Monday, October 6, 2008

Pudong

Old wood is like wine.  In the grain, you can read the story of a hundred men - men who drive dirty steel cars and have heavy brown hands, and men who spend their lives in factories and dust to produce beautiful things for others.  The smell of old wood brings back memories you never had.

When time is on your side, you start to take notice of the things around you.  I've been noticing the floor.  It is wood, dark, rough-cut and scratched like a tired old face.

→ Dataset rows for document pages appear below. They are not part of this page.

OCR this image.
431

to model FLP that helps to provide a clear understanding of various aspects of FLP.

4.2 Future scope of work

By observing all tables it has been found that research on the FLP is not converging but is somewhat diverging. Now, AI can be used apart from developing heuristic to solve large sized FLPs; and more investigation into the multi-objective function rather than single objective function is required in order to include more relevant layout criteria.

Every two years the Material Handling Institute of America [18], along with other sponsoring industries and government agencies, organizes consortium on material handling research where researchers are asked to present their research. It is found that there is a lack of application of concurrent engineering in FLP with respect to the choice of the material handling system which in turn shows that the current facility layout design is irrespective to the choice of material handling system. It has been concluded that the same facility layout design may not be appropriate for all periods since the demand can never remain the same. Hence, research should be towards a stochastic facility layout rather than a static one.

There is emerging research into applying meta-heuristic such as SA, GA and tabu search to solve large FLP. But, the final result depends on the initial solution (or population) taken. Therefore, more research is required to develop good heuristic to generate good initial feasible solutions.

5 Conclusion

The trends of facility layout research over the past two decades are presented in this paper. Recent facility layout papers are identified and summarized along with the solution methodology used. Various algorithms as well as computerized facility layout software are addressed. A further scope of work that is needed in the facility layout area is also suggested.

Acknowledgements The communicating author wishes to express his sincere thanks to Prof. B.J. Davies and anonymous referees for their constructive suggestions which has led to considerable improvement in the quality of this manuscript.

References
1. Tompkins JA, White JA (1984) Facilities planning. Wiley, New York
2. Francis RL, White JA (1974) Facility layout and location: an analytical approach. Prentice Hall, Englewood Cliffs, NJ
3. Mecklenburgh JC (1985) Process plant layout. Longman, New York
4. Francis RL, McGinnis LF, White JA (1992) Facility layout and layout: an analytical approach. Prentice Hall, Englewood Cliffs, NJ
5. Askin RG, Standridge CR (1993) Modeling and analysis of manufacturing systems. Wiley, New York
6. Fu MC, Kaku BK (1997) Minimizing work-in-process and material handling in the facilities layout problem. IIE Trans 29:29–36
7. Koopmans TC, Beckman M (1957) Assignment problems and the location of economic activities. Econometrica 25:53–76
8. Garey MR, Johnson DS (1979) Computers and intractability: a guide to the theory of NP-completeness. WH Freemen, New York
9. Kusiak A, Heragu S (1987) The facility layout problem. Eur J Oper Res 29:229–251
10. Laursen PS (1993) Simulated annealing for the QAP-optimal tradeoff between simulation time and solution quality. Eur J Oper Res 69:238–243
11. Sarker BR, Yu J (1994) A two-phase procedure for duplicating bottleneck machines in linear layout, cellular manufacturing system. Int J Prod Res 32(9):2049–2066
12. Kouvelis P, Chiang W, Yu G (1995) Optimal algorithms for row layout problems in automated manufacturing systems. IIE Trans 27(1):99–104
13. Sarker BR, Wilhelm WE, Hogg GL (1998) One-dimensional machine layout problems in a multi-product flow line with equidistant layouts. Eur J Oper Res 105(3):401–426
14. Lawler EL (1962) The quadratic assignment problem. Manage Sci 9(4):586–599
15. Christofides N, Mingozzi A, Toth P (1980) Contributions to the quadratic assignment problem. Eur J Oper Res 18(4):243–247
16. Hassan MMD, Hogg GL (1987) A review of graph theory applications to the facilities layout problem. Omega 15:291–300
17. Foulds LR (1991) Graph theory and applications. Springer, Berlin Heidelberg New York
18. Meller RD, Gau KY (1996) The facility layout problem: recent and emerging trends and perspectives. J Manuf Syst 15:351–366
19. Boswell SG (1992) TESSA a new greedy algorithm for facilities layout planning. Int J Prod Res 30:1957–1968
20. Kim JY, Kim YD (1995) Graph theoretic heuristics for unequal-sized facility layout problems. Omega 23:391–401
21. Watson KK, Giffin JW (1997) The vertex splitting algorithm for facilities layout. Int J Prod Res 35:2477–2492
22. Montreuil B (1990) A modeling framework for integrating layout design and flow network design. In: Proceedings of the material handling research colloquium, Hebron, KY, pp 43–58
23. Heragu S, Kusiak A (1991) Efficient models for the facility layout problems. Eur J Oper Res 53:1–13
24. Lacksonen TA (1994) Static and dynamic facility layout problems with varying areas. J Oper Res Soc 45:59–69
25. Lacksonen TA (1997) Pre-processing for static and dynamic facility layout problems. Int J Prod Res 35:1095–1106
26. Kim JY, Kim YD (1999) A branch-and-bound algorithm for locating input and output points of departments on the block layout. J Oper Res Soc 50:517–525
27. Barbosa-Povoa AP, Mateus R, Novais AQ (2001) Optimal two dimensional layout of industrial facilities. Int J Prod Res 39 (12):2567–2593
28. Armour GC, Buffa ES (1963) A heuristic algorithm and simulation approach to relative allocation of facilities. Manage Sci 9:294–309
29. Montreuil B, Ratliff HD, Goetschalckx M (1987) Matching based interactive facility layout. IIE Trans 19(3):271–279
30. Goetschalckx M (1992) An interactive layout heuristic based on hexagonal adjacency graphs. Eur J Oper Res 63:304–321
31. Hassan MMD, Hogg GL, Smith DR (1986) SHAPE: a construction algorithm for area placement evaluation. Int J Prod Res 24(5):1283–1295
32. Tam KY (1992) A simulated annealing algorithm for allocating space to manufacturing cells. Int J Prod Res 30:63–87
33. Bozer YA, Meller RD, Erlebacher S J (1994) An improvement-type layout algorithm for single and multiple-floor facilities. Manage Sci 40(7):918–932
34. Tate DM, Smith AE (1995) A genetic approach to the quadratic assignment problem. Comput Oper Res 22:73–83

I try to imagine how far away I am from the closest person who can understand what I say.  It doesn't scare me, thinking this way.  But it makes me sad, all these millions of people.  I will never make friends with any of them, and we will never know each other.  Alone in a city of millions.  How different is it from walking alone through a forest?  Apart from the smoke and cigarette butts...

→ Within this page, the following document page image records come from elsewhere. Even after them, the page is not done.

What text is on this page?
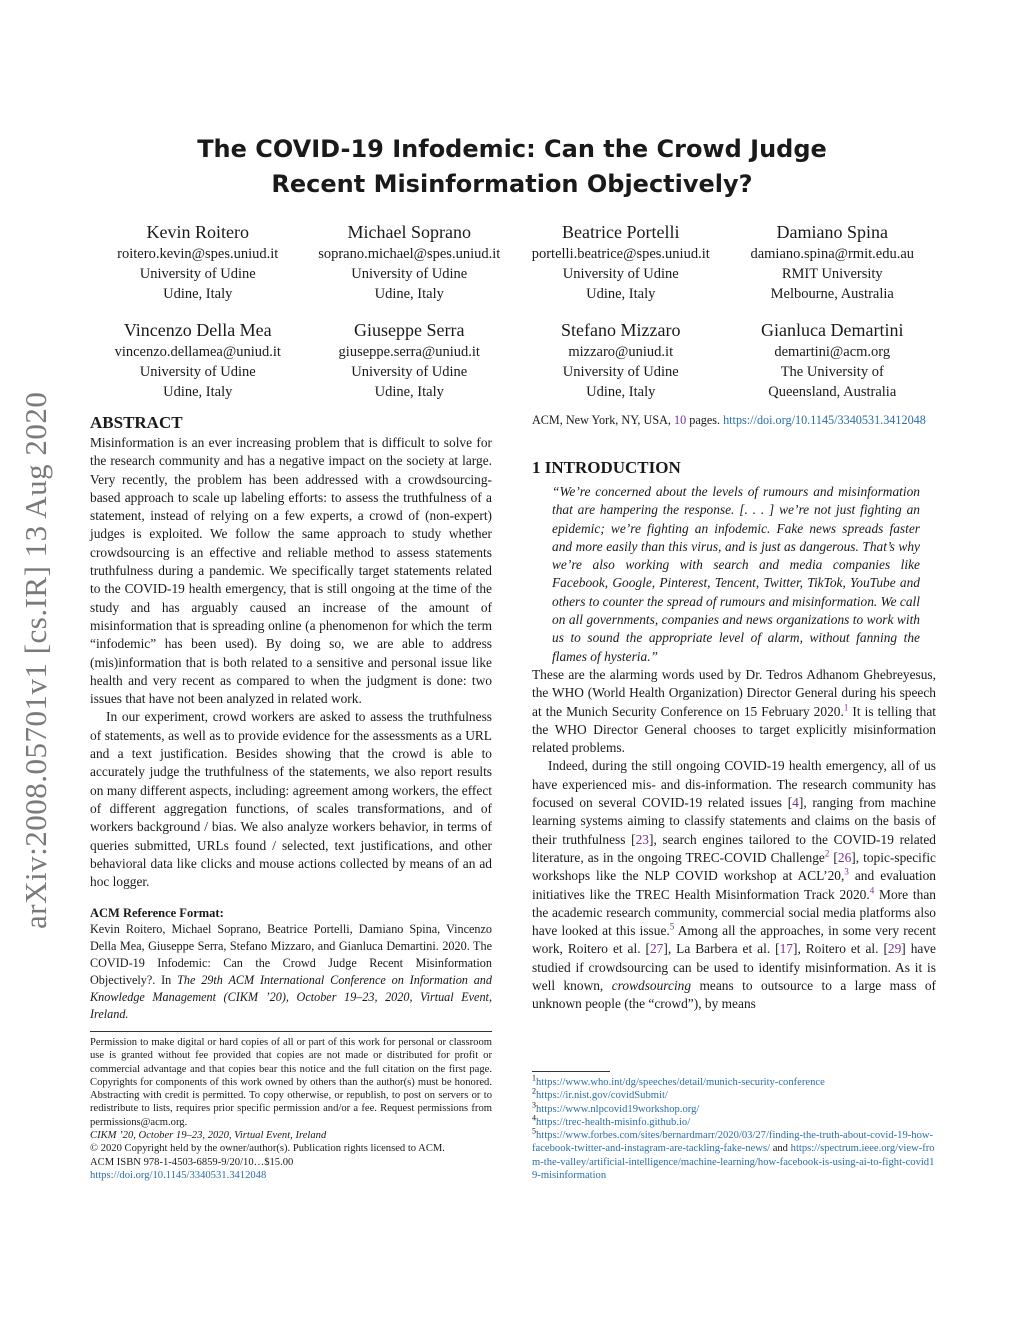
arXiv:2008.05701v1 [cs.IR] 13 Aug 2020
The COVID-19 Infodemic: Can the Crowd Judge
Recent Misinformation Objectively?
Kevin Roitero
roitero.kevin@spes.uniud.it
University of Udine
Udine, Italy
Michael Soprano
soprano.michael@spes.uniud.it
University of Udine
Udine, Italy
Beatrice Portelli
portelli.beatrice@spes.uniud.it
University of Udine
Udine, Italy
Damiano Spina
damiano.spina@rmit.edu.au
RMIT University
Melbourne, Australia
Vincenzo Della Mea
vincenzo.dellamea@uniud.it
University of Udine
Udine, Italy
Giuseppe Serra
giuseppe.serra@uniud.it
University of Udine
Udine, Italy
Stefano Mizzaro
mizzaro@uniud.it
University of Udine
Udine, Italy
Gianluca Demartini
demartini@acm.org
The University of
Queensland, Australia
ABSTRACT

Misinformation is an ever increasing problem that is difficult to solve for the research community and has a negative impact on the society at large. Very recently, the problem has been addressed with a crowdsourcing-based approach to scale up labeling efforts: to assess the truthfulness of a statement, instead of relying on a few experts, a crowd of (non-expert) judges is exploited. We follow the same approach to study whether crowdsourcing is an effective and reliable method to assess statements truthfulness during a pandemic. We specifically target statements related to the COVID-19 health emergency, that is still ongoing at the time of the study and has arguably caused an increase of the amount of misinformation that is spreading online (a phenomenon for which the term “infodemic” has been used). By doing so, we are able to address (mis)information that is both related to a sensitive and personal issue like health and very recent as compared to when the judgment is done: two issues that have not been analyzed in related work.

In our experiment, crowd workers are asked to assess the truthfulness of statements, as well as to provide evidence for the assessments as a URL and a text justification. Besides showing that the crowd is able to accurately judge the truthfulness of the statements, we also report results on many different aspects, including: agreement among workers, the effect of different aggregation functions, of scales transformations, and of workers background / bias. We also analyze workers behavior, in terms of queries submitted, URLs found / selected, text justifications, and other behavioral data like clicks and mouse actions collected by means of an ad hoc logger.

ACM Reference Format:

Kevin Roitero, Michael Soprano, Beatrice Portelli, Damiano Spina, Vincenzo Della Mea, Giuseppe Serra, Stefano Mizzaro, and Gianluca Demartini. 2020. The COVID-19 Infodemic: Can the Crowd Judge Recent Misinformation Objectively?. In The 29th ACM International Conference on Information and Knowledge Management (CIKM ’20), October 19–23, 2020, Virtual Event, Ireland.

Permission to make digital or hard copies of all or part of this work for personal or classroom use is granted without fee provided that copies are not made or distributed for profit or commercial advantage and that copies bear this notice and the full citation on the first page. Copyrights for components of this work owned by others than the author(s) must be honored. Abstracting with credit is permitted. To copy otherwise, or republish, to post on servers or to redistribute to lists, requires prior specific permission and/or a fee. Request permissions from permissions@acm.org.
CIKM ’20, October 19–23, 2020, Virtual Event, Ireland
© 2020 Copyright held by the owner/author(s). Publication rights licensed to ACM.
ACM ISBN 978-1-4503-6859-9/20/10…$15.00
https://doi.org/10.1145/3340531.3412048

ACM, New York, NY, USA, 10 pages. https://doi.org/10.1145/3340531.3412048

1 INTRODUCTION

“We’re concerned about the levels of rumours and misinformation that are hampering the response. [. . . ] we’re not just fighting an epidemic; we’re fighting an infodemic. Fake news spreads faster and more easily than this virus, and is just as dangerous. That’s why we’re also working with search and media companies like Facebook, Google, Pinterest, Tencent, Twitter, TikTok, YouTube and others to counter the spread of rumours and misinformation. We call on all governments, companies and news organizations to work with us to sound the appropriate level of alarm, without fanning the flames of hysteria.”

These are the alarming words used by Dr. Tedros Adhanom Ghebreyesus, the WHO (World Health Organization) Director General during his speech at the Munich Security Conference on 15 February 2020.$^1$ It is telling that the WHO Director General chooses to target explicitly misinformation related problems.

Indeed, during the still ongoing COVID-19 health emergency, all of us have experienced mis- and dis-information. The research community has focused on several COVID-19 related issues [4], ranging from machine learning systems aiming to classify statements and claims on the basis of their truthfulness [23], search engines tailored to the COVID-19 related literature, as in the ongoing TREC-COVID Challenge$^2$ [26], topic-specific workshops like the NLP COVID workshop at ACL’20,$^3$ and evaluation initiatives like the TREC Health Misinformation Track 2020.$^4$ More than the academic research community, commercial social media platforms also have looked at this issue.$^5$ Among all the approaches, in some very recent work, Roitero et al. [27], La Barbera et al. [17], Roitero et al. [29] have studied if crowdsourcing can be used to identify misinformation. As it is well known, crowdsourcing means to outsource to a large mass of unknown people (the “crowd”), by means

$^1$https://www.who.int/dg/speeches/detail/munich-security-conference
$^2$https://ir.nist.gov/covidSubmit/
$^3$https://www.nlpcovid19workshop.org/
$^4$https://trec-health-misinfo.github.io/
$^5$https://www.forbes.com/sites/bernardmarr/2020/03/27/finding-the-truth-about-covid-19-how-facebook-twitter-and-instagram-are-tackling-fake-news/ and https://spectrum.ieee.org/view-from-the-valley/artificial-intelligence/machine-learning/how-facebook-is-using-ai-to-fight-covid19-misinformation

Outside the sun shines like a gold coin glinting in the light of a giant white halogen lamp.  The streets are an unreal grey, lit up like a film set.  This place is so new, it seems.  New metal and concrete stretched tightly over everything, taut and groaning.  Waiting at the edge of a road full of cars, I start to notice things.  Like the way my feet, white even through the dust and grime, look like aliens amongst the shiny leather and American sneakers.  My feet don't fit in.  Some people - like me - find it easier to be alone if they're hidden in a crowd.

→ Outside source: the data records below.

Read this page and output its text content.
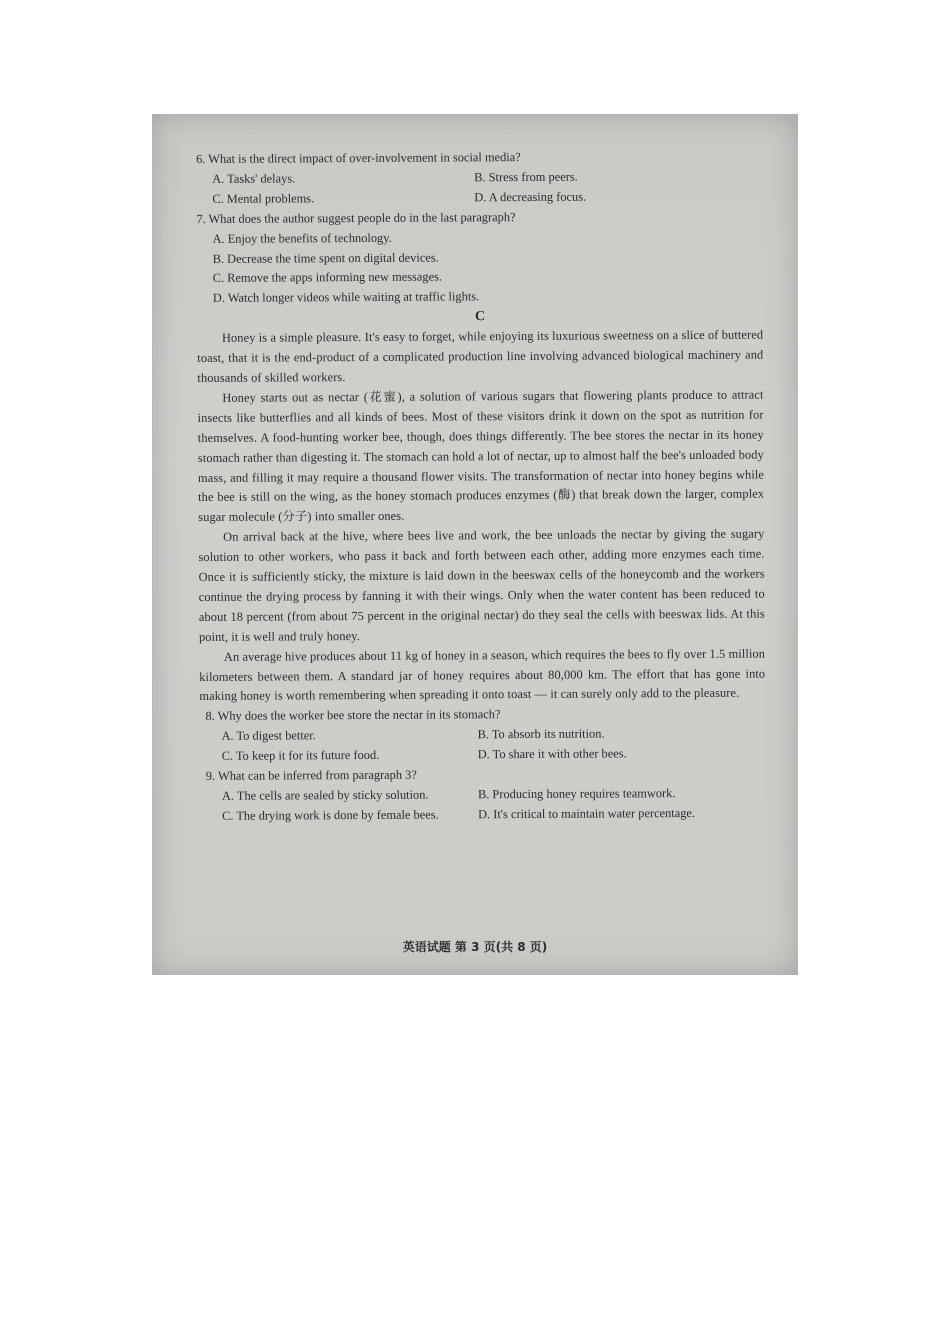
6. What is the direct impact of over-involvement in social media?

A. Tasks' delays.	B. Stress from peers.
C. Mental problems.	D. A decreasing focus.

7. What does the author suggest people do in the last paragraph?

A. Enjoy the benefits of technology.
B. Decrease the time spent on digital devices.
C. Remove the apps informing new messages.
D. Watch longer videos while waiting at traffic lights.

C

Honey is a simple pleasure. It's easy to forget, while enjoying its luxurious sweetness on a slice of buttered toast, that it is the end-product of a complicated production line involving advanced biological machinery and thousands of skilled workers.

Honey starts out as nectar (花蜜), a solution of various sugars that flowering plants produce to attract insects like butterflies and all kinds of bees. Most of these visitors drink it down on the spot as nutrition for themselves. A food-hunting worker bee, though, does things differently. The bee stores the nectar in its honey stomach rather than digesting it. The stomach can hold a lot of nectar, up to almost half the bee's unloaded body mass, and filling it may require a thousand flower visits. The transformation of nectar into honey begins while the bee is still on the wing, as the honey stomach produces enzymes (酶) that break down the larger, complex sugar molecule (分子) into smaller ones.

On arrival back at the hive, where bees live and work, the bee unloads the nectar by giving the sugary solution to other workers, who pass it back and forth between each other, adding more enzymes each time. Once it is sufficiently sticky, the mixture is laid down in the beeswax cells of the honeycomb and the workers continue the drying process by fanning it with their wings. Only when the water content has been reduced to about 18 percent (from about 75 percent in the original nectar) do they seal the cells with beeswax lids. At this point, it is well and truly honey.

An average hive produces about 11 kg of honey in a season, which requires the bees to fly over 1.5 million kilometers between them. A standard jar of honey requires about 80,000 km. The effort that has gone into making honey is worth remembering when spreading it onto toast — it can surely only add to the pleasure.

8. Why does the worker bee store the nectar in its stomach?

A. To digest better.	B. To absorb its nutrition.
C. To keep it for its future food.	D. To share it with other bees.

9. What can be inferred from paragraph 3?

A. The cells are sealed by sticky solution.	B. Producing honey requires teamwork.
C. The drying work is done by female bees.	D. It's critical to maintain water percentage.
英语试题 第 3 页(共 8 页)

I walk for miles, taking photos of cracks in the pavement when I find them, a postman in a blue delivery van, a child peering out of a third floor window, a small cat with three legs.  I turn it on myself once, watching my reflection in the lens blip out of existence and back again.

On a hill in the middle of everything but hidden by trees and broken stone walls, there is suddenly no-one, just me and three kids, maybe 18 or 19 years old.  They are smoking pot.  I wander over, my heart jittery, and ask them in my language for a puff.  It's silly, I know.  They can't understand a thing, and when one replies, handing me the joint cradled against the breeze, it's like singing, sounds without meaning.  I take it carefully.  They are rich kids, I can tell that.  Their clothes display a finely tuned disorder.  I sit down and inhale deeply, a few times, and then hand it back.  'Pateicos', I say, to no-one in particular.

By the time I get back I am breathing differently.  I wave to the girl in front of my building, who is standing there, straight backed in uniform, belt tight around her waist high up, shoes gleaming.  She sees me and smiles.  In my room, I take a mobile phone from my suitcase, hit '1', and lie back on my bed with only underpants on.  The fan cools the sweat covering my body.  I launch into conversation the moment the phone is picked up on the other end, and can't stop.

Later on, sitting outside on the steps with wet hair and a can of Coke, eating noodles and reading about Chinese martial arts and architecture, I feel that I am truly happy.  It is humid and the air is thick, like warmed-up pillows, and fragrant too.